Let’s begin with Chocolat, this film centres on Vianne Rocher, an unmarried wanderer who stumbles into the quiet town French town with her daughter Anouk. As she becomes acquainted with the strict moral values of the community it becomes clear that when she opens a small chocolate shop during lent sparks are gonna fly! Thus, right from the beginning chocolate is at the forefront, tackling social morality and pushing the boundaries of what is deemed suitable for the town folk. Indeed, it offers the viewer a way into several strands of the narrative. For example, it livens up the sexually stale relationship of a married couple, investigates Armande Voizin’s (played by the timeless Judi Dench) diabetes, the violent relationship between Josephine and Serge Muscat (Lena Olin and Peter Stormare) and the depression of the main antagonist Comte de Reynaud (Alfred Molina).
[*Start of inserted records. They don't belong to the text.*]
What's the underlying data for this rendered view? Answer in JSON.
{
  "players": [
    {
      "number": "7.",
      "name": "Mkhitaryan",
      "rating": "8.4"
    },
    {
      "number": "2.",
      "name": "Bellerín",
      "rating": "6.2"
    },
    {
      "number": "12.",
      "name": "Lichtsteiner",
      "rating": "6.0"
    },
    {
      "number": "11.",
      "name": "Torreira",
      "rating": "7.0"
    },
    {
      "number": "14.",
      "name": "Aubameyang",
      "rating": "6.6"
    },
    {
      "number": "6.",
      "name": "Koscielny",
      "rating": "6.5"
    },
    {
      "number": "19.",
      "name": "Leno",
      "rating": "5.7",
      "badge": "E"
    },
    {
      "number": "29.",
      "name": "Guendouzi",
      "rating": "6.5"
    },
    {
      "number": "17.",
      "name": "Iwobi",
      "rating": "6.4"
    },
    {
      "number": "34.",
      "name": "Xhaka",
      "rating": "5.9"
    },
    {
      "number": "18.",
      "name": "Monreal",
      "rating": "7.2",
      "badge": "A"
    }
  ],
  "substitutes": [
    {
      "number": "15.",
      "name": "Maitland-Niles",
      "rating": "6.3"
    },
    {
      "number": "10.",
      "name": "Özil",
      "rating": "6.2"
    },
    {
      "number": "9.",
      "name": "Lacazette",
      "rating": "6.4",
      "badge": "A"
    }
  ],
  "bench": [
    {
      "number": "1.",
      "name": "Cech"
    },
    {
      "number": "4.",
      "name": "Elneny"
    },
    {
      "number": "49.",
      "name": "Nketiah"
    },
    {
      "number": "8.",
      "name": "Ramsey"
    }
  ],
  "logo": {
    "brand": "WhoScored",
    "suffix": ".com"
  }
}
Considering its importance within the narrative Hallstrom never forces it down the viewer’s throats, but lets the cinematography merely observe the power that it has over people and, indeed the social taboo that it creates.

The interiors of the shop also explore its origins, as brown counter tops and South American pottery allude to the discovery of the cocoa bean. The cinematography aids in this as there are several close-up and establishing shots of the shop window where the delicious treats are viewable to the public from the main square. As the narrative develops, chocolate becomes more than just a treat, it becomes a life-line as characters begin to embrace its hypnotic and healing properties. This culminates in the smoothing out of social prejudices against undesirables like boat travellers, in particular Vianne’s love interest Roux (Johnny Depp) and the challenging of staunch Christian values.
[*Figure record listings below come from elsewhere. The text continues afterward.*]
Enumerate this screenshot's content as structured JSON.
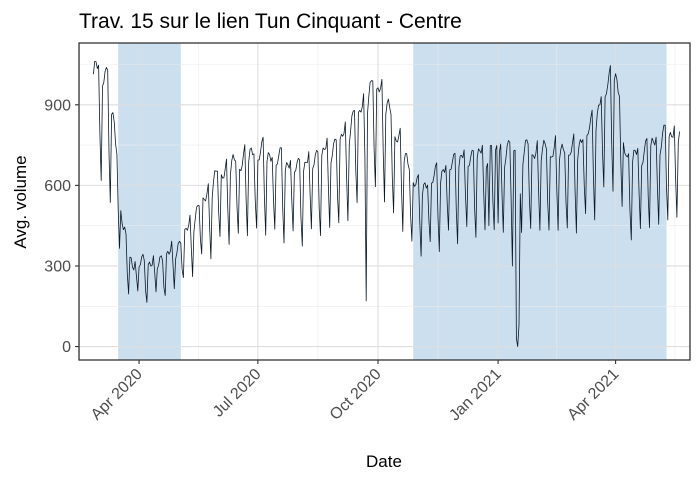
{
  "chart_data": {
    "type": "line",
    "title": "Trav. 15 sur le lien Tun Cinquant - Centre",
    "xlabel": "Date",
    "ylabel": "Avg. volume",
    "x_range": [
      "2020-02-15",
      "2021-05-28"
    ],
    "ylim": [
      -50,
      1130
    ],
    "grid": true,
    "x_ticks": [
      {
        "date": "2020-04-01",
        "label": "Apr 2020"
      },
      {
        "date": "2020-07-01",
        "label": "Jul 2020"
      },
      {
        "date": "2020-10-01",
        "label": "Oct 2020"
      },
      {
        "date": "2021-01-01",
        "label": "Jan 2021"
      },
      {
        "date": "2021-04-01",
        "label": "Apr 2021"
      }
    ],
    "y_ticks": [
      0,
      300,
      600,
      900
    ],
    "shaded_periods": [
      {
        "start": "2020-03-16",
        "end": "2020-05-03"
      },
      {
        "start": "2020-10-28",
        "end": "2021-05-10"
      }
    ],
    "series": [
      {
        "name": "Avg. volume",
        "color": "#0a1a2a",
        "start_date": "2020-02-26",
        "end_date": "2021-05-20",
        "weekly_pattern": [
          1.0,
          1.03,
          1.05,
          1.06,
          1.08,
          0.8,
          0.62
        ],
        "level_anchors": [
          {
            "date": "2020-02-26",
            "value": 1000
          },
          {
            "date": "2020-03-06",
            "value": 980
          },
          {
            "date": "2020-03-13",
            "value": 800
          },
          {
            "date": "2020-03-20",
            "value": 400
          },
          {
            "date": "2020-03-27",
            "value": 300
          },
          {
            "date": "2020-04-15",
            "value": 300
          },
          {
            "date": "2020-05-01",
            "value": 360
          },
          {
            "date": "2020-05-15",
            "value": 480
          },
          {
            "date": "2020-06-01",
            "value": 620
          },
          {
            "date": "2020-07-01",
            "value": 700
          },
          {
            "date": "2020-08-01",
            "value": 640
          },
          {
            "date": "2020-09-01",
            "value": 730
          },
          {
            "date": "2020-10-01",
            "value": 950
          },
          {
            "date": "2020-10-20",
            "value": 700
          },
          {
            "date": "2020-11-01",
            "value": 560
          },
          {
            "date": "2020-12-01",
            "value": 670
          },
          {
            "date": "2021-01-01",
            "value": 700
          },
          {
            "date": "2021-02-01",
            "value": 700
          },
          {
            "date": "2021-03-01",
            "value": 700
          },
          {
            "date": "2021-03-15",
            "value": 800
          },
          {
            "date": "2021-03-31",
            "value": 1000
          },
          {
            "date": "2021-04-10",
            "value": 660
          },
          {
            "date": "2021-05-01",
            "value": 730
          },
          {
            "date": "2021-05-20",
            "value": 780
          }
        ],
        "overrides": [
          {
            "date": "2020-09-22",
            "value": 170
          },
          {
            "date": "2021-01-12",
            "value": 300
          },
          {
            "date": "2021-01-15",
            "value": 30
          },
          {
            "date": "2021-01-16",
            "value": 0
          },
          {
            "date": "2021-01-17",
            "value": 80
          },
          {
            "date": "2020-12-25",
            "value": 450
          },
          {
            "date": "2021-01-01",
            "value": 460
          }
        ]
      }
    ]
  }
}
Burton’s Charlie and the Chocolate Factory on the other hand utilises garish colours and imaginative art direction to highlight the quirky role of the chocolate. As many will know, the narrative follows a little boy named Charlie who gets a golden ticket to go to the magical factory where all manner of Willy Wonka’s sweets are made. What makes the chocolate in this version so interesting is that it is represented as both a threat and a reward. The factory is like a Garden of Eden where temptation and the consumption of chocolate can lead you in pretty hot water! For example the eternally rotund Augustus Gloop falls into the chocolate river and gets sucked into the fountain. It is as if the film is utilising sweets as a teaching tool, educating children that greed is never good.
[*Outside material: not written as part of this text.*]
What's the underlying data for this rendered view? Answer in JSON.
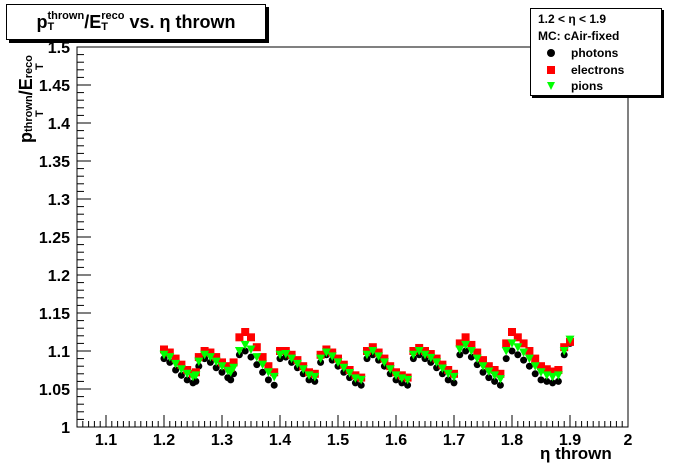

Johnny Depp as the off-the-wall Willy Wonka is priceless as are the oompa loompa’s, who churn out priceless songs after child after child meets their unsavoury end. Similar to Chocolat, Burton refuses to exploit the chocolate but its presence is always felt through the character’s own feelings towards it. For example, by getting the golden ticket that was in a chocolate wrapper, Charlie has the ability to get his family out of poverty.  It is this motivation that drives the narrative and as such when it reaches its conclusion, the audience is uplifted.

All in all, chocolate has always been a narrative device used to forward a characters journey in film. Both Chocolat and Charlie and the Chocolate Factory may be extreme examples, however throughout the history of cinema this sweet confectionary has graced many a scene on the big screen.